Cuando los cierras, cuando los abres tú. En la seda de tus párpados; arriba, abajo, entre tus párpados voy.
¿Es mía? Esa miniatura dorada que encuentro al fondo de tus ojos... Pero no son tus ojos lo que más amo en ti. No lo son, tus ojos voladores. Tus ojos de fruta rubia. Tus ojos tal dos astros dulces, rizados, flotantes, como gotas de sol que tiemblan en la red de las pestañas, como llama que aletea y rompe el velo de rosa de tus párpados caídos. Fíjalos. Apágalos.
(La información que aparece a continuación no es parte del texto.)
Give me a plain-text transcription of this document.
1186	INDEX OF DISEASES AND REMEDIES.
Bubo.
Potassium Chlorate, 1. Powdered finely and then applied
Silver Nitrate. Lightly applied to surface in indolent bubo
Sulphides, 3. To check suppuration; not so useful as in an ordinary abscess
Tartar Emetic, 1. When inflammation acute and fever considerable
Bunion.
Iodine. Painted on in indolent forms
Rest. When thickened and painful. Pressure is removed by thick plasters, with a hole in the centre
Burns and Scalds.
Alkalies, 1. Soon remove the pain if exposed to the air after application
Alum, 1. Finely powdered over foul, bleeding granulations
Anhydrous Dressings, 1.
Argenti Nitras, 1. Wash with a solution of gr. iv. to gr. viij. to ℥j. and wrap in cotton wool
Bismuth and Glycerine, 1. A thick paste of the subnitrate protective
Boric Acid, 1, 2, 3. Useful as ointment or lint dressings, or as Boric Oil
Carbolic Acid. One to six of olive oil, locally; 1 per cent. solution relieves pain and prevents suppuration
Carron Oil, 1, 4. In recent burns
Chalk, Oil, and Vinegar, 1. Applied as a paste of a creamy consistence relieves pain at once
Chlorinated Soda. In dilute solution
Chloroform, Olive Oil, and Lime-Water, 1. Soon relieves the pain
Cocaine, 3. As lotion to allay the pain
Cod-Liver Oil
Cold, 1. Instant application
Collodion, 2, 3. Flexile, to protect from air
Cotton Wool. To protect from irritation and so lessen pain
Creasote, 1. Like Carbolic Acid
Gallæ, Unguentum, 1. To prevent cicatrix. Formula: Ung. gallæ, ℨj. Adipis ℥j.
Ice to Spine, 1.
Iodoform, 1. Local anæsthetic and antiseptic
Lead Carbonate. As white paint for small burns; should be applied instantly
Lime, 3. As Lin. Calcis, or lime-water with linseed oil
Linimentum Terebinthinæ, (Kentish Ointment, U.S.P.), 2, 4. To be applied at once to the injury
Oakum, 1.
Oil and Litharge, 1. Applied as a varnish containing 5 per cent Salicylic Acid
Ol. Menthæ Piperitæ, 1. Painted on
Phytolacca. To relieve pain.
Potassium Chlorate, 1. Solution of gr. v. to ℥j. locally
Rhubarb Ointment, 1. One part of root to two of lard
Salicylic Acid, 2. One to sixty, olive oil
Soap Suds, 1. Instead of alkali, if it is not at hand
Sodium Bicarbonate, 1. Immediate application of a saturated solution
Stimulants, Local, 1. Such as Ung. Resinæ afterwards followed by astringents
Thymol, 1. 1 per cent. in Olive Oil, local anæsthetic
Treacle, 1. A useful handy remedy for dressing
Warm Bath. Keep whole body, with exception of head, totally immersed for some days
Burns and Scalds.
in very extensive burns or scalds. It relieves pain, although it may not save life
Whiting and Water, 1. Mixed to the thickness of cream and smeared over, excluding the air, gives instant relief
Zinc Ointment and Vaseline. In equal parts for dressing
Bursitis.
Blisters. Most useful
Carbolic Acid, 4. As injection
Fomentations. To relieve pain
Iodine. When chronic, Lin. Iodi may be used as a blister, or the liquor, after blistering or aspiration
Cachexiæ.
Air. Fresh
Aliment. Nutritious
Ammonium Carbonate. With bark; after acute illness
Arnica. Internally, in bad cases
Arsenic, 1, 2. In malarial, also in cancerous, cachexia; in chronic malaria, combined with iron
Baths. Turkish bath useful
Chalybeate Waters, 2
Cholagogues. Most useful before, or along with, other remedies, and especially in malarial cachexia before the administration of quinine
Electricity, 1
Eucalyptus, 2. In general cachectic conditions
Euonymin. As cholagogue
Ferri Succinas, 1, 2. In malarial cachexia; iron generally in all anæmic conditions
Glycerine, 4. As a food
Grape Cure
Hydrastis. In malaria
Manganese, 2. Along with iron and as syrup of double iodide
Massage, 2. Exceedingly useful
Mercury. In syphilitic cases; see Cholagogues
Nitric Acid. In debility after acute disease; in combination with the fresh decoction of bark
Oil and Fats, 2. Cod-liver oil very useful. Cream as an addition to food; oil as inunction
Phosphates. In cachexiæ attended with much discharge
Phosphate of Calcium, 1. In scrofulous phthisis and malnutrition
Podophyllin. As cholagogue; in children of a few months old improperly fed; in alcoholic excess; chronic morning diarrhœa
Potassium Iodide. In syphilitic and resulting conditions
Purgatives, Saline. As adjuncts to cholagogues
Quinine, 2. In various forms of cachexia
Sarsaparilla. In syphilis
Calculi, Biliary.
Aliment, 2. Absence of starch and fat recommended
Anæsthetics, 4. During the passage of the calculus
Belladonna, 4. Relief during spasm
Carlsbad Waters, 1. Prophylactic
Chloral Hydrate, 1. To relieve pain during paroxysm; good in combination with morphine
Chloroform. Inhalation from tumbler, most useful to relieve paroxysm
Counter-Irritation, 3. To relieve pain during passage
No quiero, no, que a esas fáciles estrellas tostadas de muñeca triste, de muñeca reciente, los cargues de pesadumbre. Derrama las luces de tu cuerpo sobre ti, sobre tu cuerpo posible, prensado, luminoso. ¿Comprendes? Un ser vive en la luz, en el color y la hondura, en la espera cálida de la mirada. Ese hacer inefable, expresivo más que toda palabra, creador, padre del verbo, con el infinito y a la par instantáneo relámpago de una estela de lucero fugaz...
Reflejado en ti, sobre el raso viviente de tu piel, y esparce a la anchura, en longitud, en lo total de ella, átomo tras átomo, la ansiedad de tus ojos. Tus ojos con brincos de corazones de goma. Tus ojos que se turban como coñac en el agua. Como esa agua, templados, como sobre rastrojo, como agua en herida de entraña joven, nublada, húmeda y sangrienta.
Recogeré los míos —¡devuélvemelos!— anclados a esa ribera. Mis ojos, náufragos en tus ojos, prisioneros ahí, enredándose entre los juncos. ¿Sabes, tú lo sabes? Un leve parpadeo te desequilibra, altera el ritmo de tu faz. Y la estremece con universos no sé si de alegría, si de pavor.
Cuando se cierran. Cuando se alzan. Y un incendio de azufre, implacable, una larva rugiente viene a abrasar al mundo.
Le clavan en el aire, miran después al aire en fría volada cazadora, agudos y tal en acecho. Tu alma entonces se deslíe como lágrima, cómo se disuelve un átomo de cielo contra el suelo.
¿Lo sabes? Comprende ese misterio de peces derramados sobre tu piel. Imagina por todos los miembros, uno a uno, de tu cuerpo, ese rafaguear de vidas luminosas. ¿Conoces los ojos de las estatuas? ¿Quién se arrojaría a esculpir tu mirada? Di. ¿Quién ha pensado nunca dar voz, prestar sus venas al latido imposible del astro en el mármol? Por eso es que los antiguos, señores del pecado y de la espuma, no sin acierto cegaban la mirada de sus dioses.
Todo tu cuerpo mismo es una mirada. Besaré tus labios y tus ojos. Yo besaré tus ojos tembloroso de pasión; seguro de que en ellos ha de fosforescer, va a quemarse, para siempre, la dulzura anterior posible de mi boca...
¿Es el hombro? Esa poma dura y suave, de mates posibles, cálida, de blancuras soñadas, que apenas si se atreve a rendirse en la cabecera palpitante de mi corazón...
No el amor, todavía. ¿Tal vez es deseo? Vislumbro generaciones capaces de disociar sensación de sentimiento. Cuando otra amiga, Mab, sepa embriagarle, como pensamiento suyo que, al fin es. Cuando el fuego del hombre la sorprenda —a ella, la tan de otro acaso— enteramente virgen, pues que ignora una a una todas las voluptuosidades del amor. Cuando se dé porque sí, que ésa es la entrega, y no la nuble gozos vaguedad de pudor alguno.
Entonces será. Entonces; al verte transfigurada, mía, con los nuevos sentidos, con el alma nueva y la nueva inteligencia que te dé.